Тогда подносчик вина огромную чашу поднес ему. Выпил Дамбин-Улан семь чаш одну за другой. Встал и начал прохаживаться взад-вперед. И громко сказал:
— Отец мой — Довджи-Цаган-хан, который семь поколений не воевал, я — Дамбин-Улан, конь мой — Давшурин-Хурдун-Хара. Слыхал я, что хочешь ты напасть на нашу страну. Вот и приехал я опередить тебя. Слыхал я, что втрое ты сильнее меня. Вот и приехал я победить тебя. Коня твоего Боденгин-Бора себе возьму, чтобы в гости ездить на нем, красавицу-ханшу, которой вечно пятнадцать лет, в жены себе возьму, богатырей твоих в плен заберу, чтобы в походах моих охраняли они меня, тебя самого разрежу я на куски и по степи разбросаю, чтоб птицы съели тебя.
— Ха-ха-ха,— будто гром загремел, засмеялся хан Бор-Улан.— Что-то руки мои чесались последние дни. Вижу, не зря. Сам противник явился ко мне. Эй, седлайте скорее Боденгин-Бора, храброго моего коня! Мужчины умирают в дикой пустынной глуши! Едем в далекую степь!
И вот Бор-Улан и Дамбин-Улан, два бесподобных богатыря, на храбрых своих конях рядом поехали в степь. Наконец достигли дикой пустынной глуши. Слезли они с коней, развели костер, заварили чай. Белоснежный шатер поставил каждый себе. Вытащили трубки свои с бычью голову величиной, набили их табаком и начали тихо курить, дым выпускать. Каждый в своем шатре белоснежном лежал. Потом напились крепкого чаю они. Оседлали храбрых коней, и битва их началась.

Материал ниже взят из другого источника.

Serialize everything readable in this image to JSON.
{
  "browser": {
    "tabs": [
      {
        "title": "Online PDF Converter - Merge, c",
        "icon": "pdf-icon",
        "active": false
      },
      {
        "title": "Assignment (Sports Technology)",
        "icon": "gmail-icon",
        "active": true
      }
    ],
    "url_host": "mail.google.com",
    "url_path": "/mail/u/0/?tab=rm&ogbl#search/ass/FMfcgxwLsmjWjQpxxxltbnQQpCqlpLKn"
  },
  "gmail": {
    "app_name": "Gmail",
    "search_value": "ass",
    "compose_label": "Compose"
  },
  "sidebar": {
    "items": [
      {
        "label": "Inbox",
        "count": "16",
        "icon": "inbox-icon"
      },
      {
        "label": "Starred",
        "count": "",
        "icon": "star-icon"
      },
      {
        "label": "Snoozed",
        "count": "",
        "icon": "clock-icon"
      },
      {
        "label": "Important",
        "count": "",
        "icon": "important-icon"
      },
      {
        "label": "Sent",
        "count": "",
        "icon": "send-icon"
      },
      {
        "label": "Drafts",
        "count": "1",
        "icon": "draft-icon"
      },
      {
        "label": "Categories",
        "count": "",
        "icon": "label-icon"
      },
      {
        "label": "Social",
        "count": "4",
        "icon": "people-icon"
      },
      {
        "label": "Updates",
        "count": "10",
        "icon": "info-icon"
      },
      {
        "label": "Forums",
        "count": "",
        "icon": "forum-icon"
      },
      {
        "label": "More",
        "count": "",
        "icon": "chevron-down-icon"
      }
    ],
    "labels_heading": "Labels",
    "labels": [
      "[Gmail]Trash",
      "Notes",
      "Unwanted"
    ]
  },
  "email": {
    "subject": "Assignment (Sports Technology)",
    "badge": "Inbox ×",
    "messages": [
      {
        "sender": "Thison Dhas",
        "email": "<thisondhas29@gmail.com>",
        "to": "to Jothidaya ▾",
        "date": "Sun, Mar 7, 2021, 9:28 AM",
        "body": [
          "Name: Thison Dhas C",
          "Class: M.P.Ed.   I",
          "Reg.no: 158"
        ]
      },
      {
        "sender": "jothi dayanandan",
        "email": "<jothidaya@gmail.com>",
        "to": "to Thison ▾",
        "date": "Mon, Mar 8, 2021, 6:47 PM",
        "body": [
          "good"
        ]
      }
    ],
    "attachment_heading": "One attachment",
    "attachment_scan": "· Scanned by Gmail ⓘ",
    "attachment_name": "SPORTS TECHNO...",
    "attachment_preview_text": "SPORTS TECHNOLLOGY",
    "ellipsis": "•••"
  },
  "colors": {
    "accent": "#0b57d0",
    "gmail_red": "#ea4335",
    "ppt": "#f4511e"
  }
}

Плетьми тяжелыми долго бились они. Мечами стальными долго рубились они. Бились, пока плети окованные не расплелись. Рубились, пока мечи не рассыпались на куски. Тогда пиками стали друга друга колоть. Но никто не мог выбить противника из седла. И сказал отважный Дамбин-Улан:
— Не будем мучить наших ни в чем не повинных коней.
Слезли они с коней, пустили коней пастись. Кожаные шаровары свои подвернули они до колен. Сняли бешметы, тела свои белые обнажив. И началась борьба. По одиннадцать тысяч раз друг друга они трясли. Но оба стояли как каменные столбы. Наконец, лихой Бор-Улан Дамбин-Улана от земли оторвал и держал его на весу семь дней и ночей, думая думу, как его одолеть. Наконец, сказал Бор-Улан:
— Последние слова свои говори. Сейчас я тебя задушу!
И ответил Дамбин-Улан:
— На далекой родине малышом я перебарывал всех. Я еще не успел тебе все ловкости свои показать.
Тут он все мускулы свои напряг, освободился, а самого Бор-Улана подбросил вверх. Когда Бор-Улан, достигнув небес, падал назад, Дамбин-Улан бешметом его подхватил и на землю упасть не дал. Держа Бор-Улана в руках, с усмешкой спросил:
— Куда это вы летали, храбрый батыр?
— К облакам подняться решил, чтобы напиться пресной поды,— процедил Бор-Улан.
Дамбин-Улан воткнул Бор-Улана в землю на девять локтей, назад его выдернул и громко ему сказал:
— Три обиды есть у мужчины, говори свои, Бор-Улан.
— Нет у меня обид, можешь меня убить.
Тогда сказал отважный Дамбин-Улан:
— Давай помиримся, давай будем братьями, Бор-Улан.
Но Бор-Улан, насупившись, промолчал. Лишь на третий раз ответил хан Бор-Улан:
— Да, я согласен, буду братом твоим. Скорей поедем в мой золотой дворец и устроим в честь нашего братства великий пир.